Researchers Accidentally Got High On Laughing Gas From Penguin Poop

Researchers Accidentally Got High On Laughing Gas From Penguin Poop

When studying penguins, there’s a surprise you’ve gotta watch out for: the laughing gas produced by their poop.

Researchers based in Denmark and China were studying the effects of retreating glaciers and the accompanying surge in penguins on greenhouse gas levels on South Georgia Island. It turns out that climate change is kicking off a sort of feedback loop, where the influx of penguins leads to more penguin poop and therefore even more greenhouse gases. But it also leads to a hell of a time for the scientists breathing in all that nitrous oxide, colloquially known as laughing gas.

“After nosing about in guano for several hours, one goes completely cuckoo. One begins to feel ill and get a headache,” the study’s corresponding author, Bo Elberling from the Centre for Permafrost at the University of Copenhagen, told the AFP.

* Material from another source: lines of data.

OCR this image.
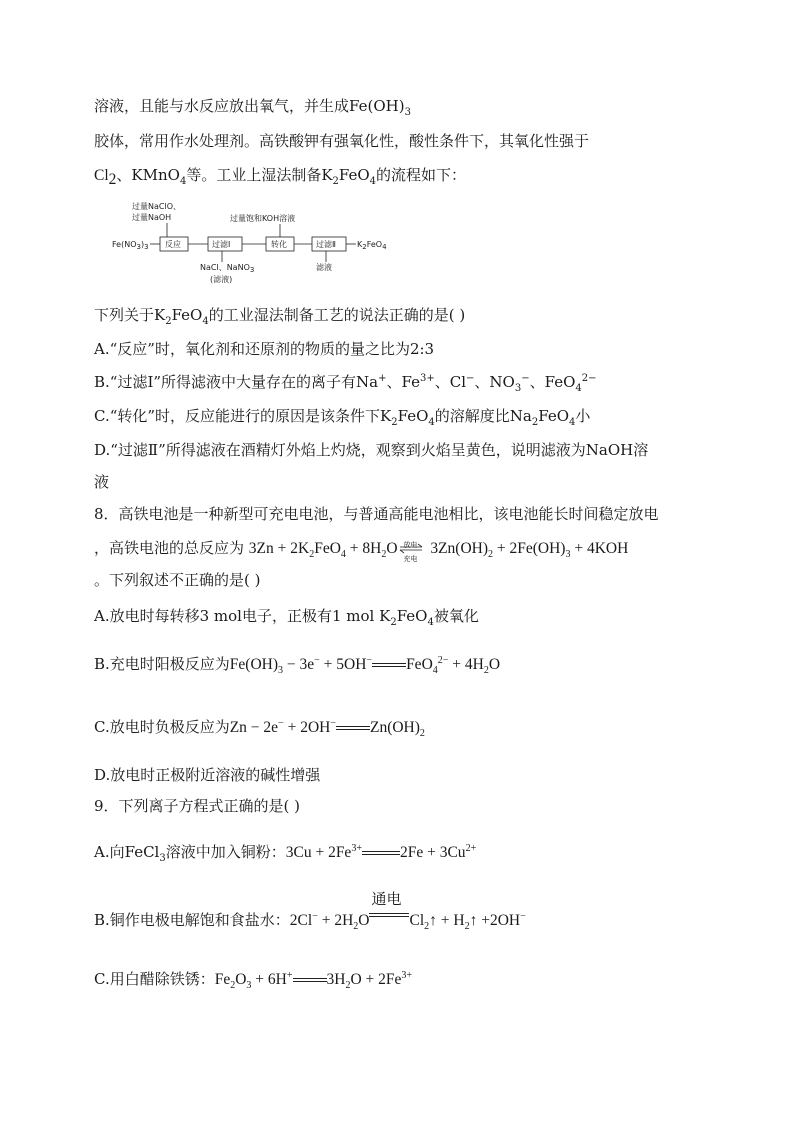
溶液，且能与水反应放出氧气，并生成$Fe(OH)_3$
胶体，常用作水处理剂。高铁酸钾有强氧化性，酸性条件下，其氧化性强于
$Cl_2$、KMnO$_4$等。工业上湿法制备$K_2FeO_4$的流程如下：
过量NaClO、
过量NaOH	过量饱和KOH溶液
Fe(NO3)3 反应	过滤Ⅰ	转化	过滤Ⅱ	K2FeO4
NaCl、NaNO3
(滤液)
滤液
下列关于$K_2FeO_4$的工业湿法制备工艺的说法正确的是( )
A.“反应”时，氧化剂和还原剂的物质的量之比为2:3
B.“过滤Ⅰ”所得滤液中大量存在的离子有Na+、$Fe^{3+}$、Cl−、$NO_3^-$、FeO$_4^{2-}$
C.“转化”时，反应能进行的原因是该条件下$K_2FeO_4$的溶解度比$Na_2FeO_4$小
D.“过滤Ⅱ”所得滤液在酒精灯外焰上灼烧，观察到火焰呈黄色，说明滤液为NaOH溶
液
8．高铁电池是一种新型可充电电池，与普通高能电池相比，该电池能长时间稳定放电
，高铁电池的总反应为 $3Zn + 2K_2FeO_4 + 8H_2O$ 放电
充电
$3Zn(OH)_2 + 2Fe(OH)_3 + 4KOH$
。下列叙述不正确的是( )
A.放电时每转移3 mol电子，正极有1 mol $K_2FeO_4$被氧化
B.充电时阳极反应为$Fe(OH)_3 - 3e^- + 5OH^-$ $FeO_4^{2-} + 4H_2O$
C.放电时负极反应为Zn − 2e− + 2OH− $Zn(OH)_2$
D.放电时正极附近溶液的碱性增强
9．下列离子方程式正确的是( )
A.向FeCl$_3$溶液中加入铜粉：$3Cu + 2Fe^{3+}$ $2Fe + 3Cu^{2+}$
B.铜作电极电解饱和食盐水：$2Cl^- + 2H_2O$
通电
$Cl_2↑$ + $H_2↑ +2OH^-$
C.用白醋除铁锈：$Fe_2O_3 + 6H^+$ $3H_2O + 2Fe^{3+}$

South Georgia Island is a cold, cloudy island located in the South Atlantic just north of the Antarctic Circle. Over the past 50 years, the island’s glaciers have been retreating; its Heaney Glacier has retreated a kilometre since 1993, according to the paper published in the journal Science of the Total Environment.

The island’s location makes it a prime spot for penguins; it hosts the world’s biggest king penguin population, with around 300,000 breeding birds. As the glacier retreats, the penguins advance inland.

But more penguins means more penguin poop, which deposits nitrous oxide and carbon dioxide, both potent greenhouse gases, in the soil.

The researchers sampled the soil at five sites between the glacier front and the shore, which they analysed back in the lab. The soil from the site closest to the penguin colony had significantly more nitrous oxide—which can make humans feel relaxed and euphoric—than the other sites.

The penguin poop itself doesn’t contains laughing gas; instead, the nitrogen in the poop enters the ground, where the soil turns it into nitrous oxide, Eberling told the AFP. All of this analysis led the researchers to conclude that penguin colonies are hotspots for greenhouse gas emissions, particularly for the potent greenhouse gas nitrous oxide. It’s possible the amount of gas will increase as the penguins move inland.

This study isn’t suggesting we do something to reduce the number of penguins, since the amount of greenhouse gases they produce is negligible compared to the rest of the globe. Still, it’s an interesting way that human-caused climate change is altering ecosystems.

Anyway, get me out to that island. Who doesn’t want to view some of nature’s most charismatic creatures with a side of whip-its?